One key feature of a personality trait is that it remains relatively stable over time rather than fluctuating like a mood or a skill. Research treats grit as a “dispositional quality,” meaning it’s a fairly consistent part of how a person approaches the world. Longitudinal studies during the COVID-19 pandemic, for example, found that perseverance of effort functioned as a stable personal quality that shaped how students interpreted difficult life circumstances and maintained life satisfaction over time. This stability pattern is consistent with how other personality traits behave.

That said, grit does appear to increase somewhat with age. In Duckworth’s original data, older adults tended to score higher than younger ones, which could reflect either generational differences or genuine development over a lifetime. Personality traits in general shift modestly as people mature: conscientiousness tends to rise through middle adulthood.
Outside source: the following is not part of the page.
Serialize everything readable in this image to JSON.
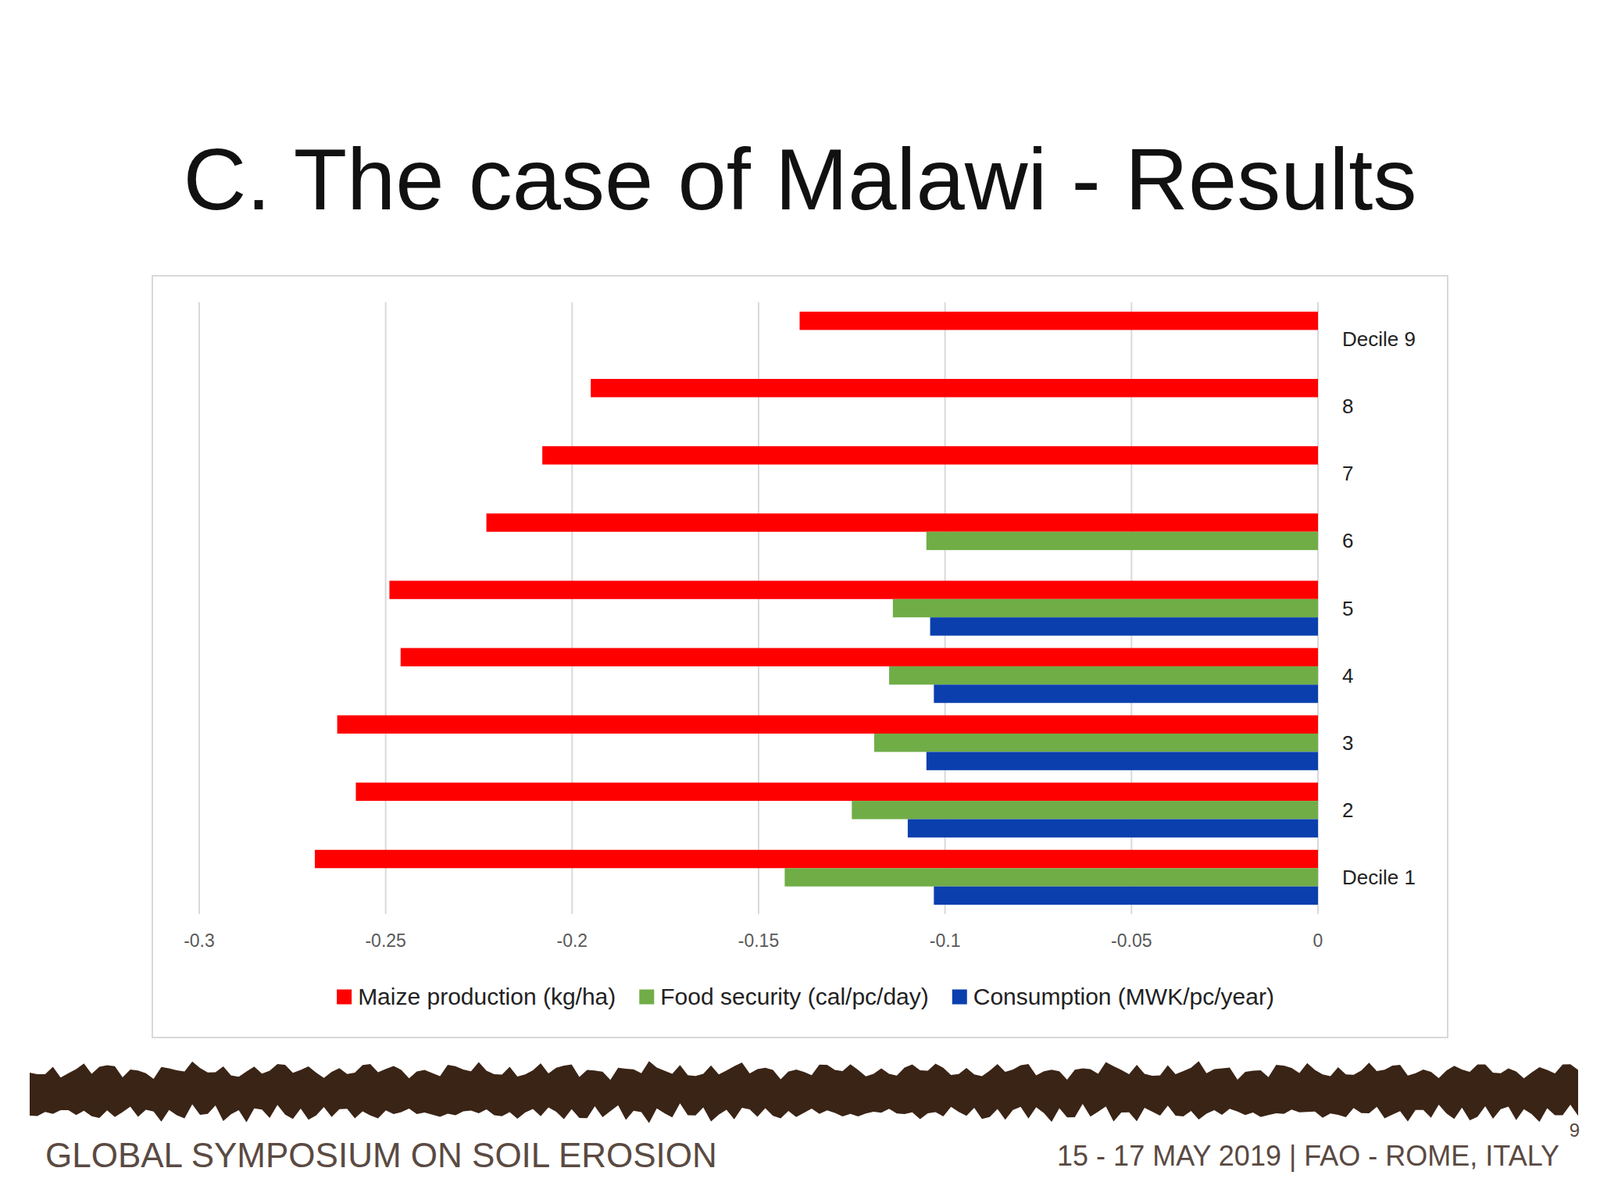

Grit likely follows a similar trajectory, remaining relatively stable in the short term but gradually shifting over years or decades as people gain experience with sustained effort and long-term commitment.

How Grit Is Measured

The standard tool is the Short Grit Scale (Grit-S), an eight-item questionnaire. You rate statements on a scale from 1 (“not at all like me”) to 5 (“very much like me”), covering both perseverance (“I finish whatever I begin”) and consistency of interests (“I often set a goal but later choose to pursue a different one,” scored in reverse). Your average across all eight items gives you a grit score between 1 and 5.

One limitation worth knowing: psychometric analysis has found that the Grit-S is better at distinguishing people with average or below-average grit than it is at separating the highly gritty from the moderately gritty. Most of the scale’s measurement precision clusters around the middle and lower end. If you score a 4.5, the test isn’t telling you much about how you differ from someone who scores a 4.8. The two-factor structure (perseverance and consistency of interests as separate dimensions feeding into one overall score) has also been challenged, with some analyses failing to confirm that the two facets combine neatly into a single higher-order trait.

Where This Leaves Grit as a Trait

Grit is a personality trait in the formal sense: it describes a relatively stable pattern of thinking and behaving, it has identifiable neural correlates, and it predicts real-world outcomes to a modest degree. The APA classifies it as one, and the research supports that classification. The more precise question is whether it’s a useful, distinct trait or largely redundant with conscientiousness.

The honest answer is somewhere in between. Grit captures something real about the specific combination of sustained passion and effort toward long-term goals. But it shares so much territory with conscientiousness that many researchers consider it a narrow facet of that broader trait rather than a standalone dimension of personality. The perseverance component does most of the heavy lifting in predicting outcomes, while the consistency of interests component adds relatively little. If you think of personality traits as existing at different levels of specificity, grit sits below conscientiousness as a more focused description of one particular way conscientiousness plays out: the ability to stick with a single long-term pursuit through difficulty and boredom alike.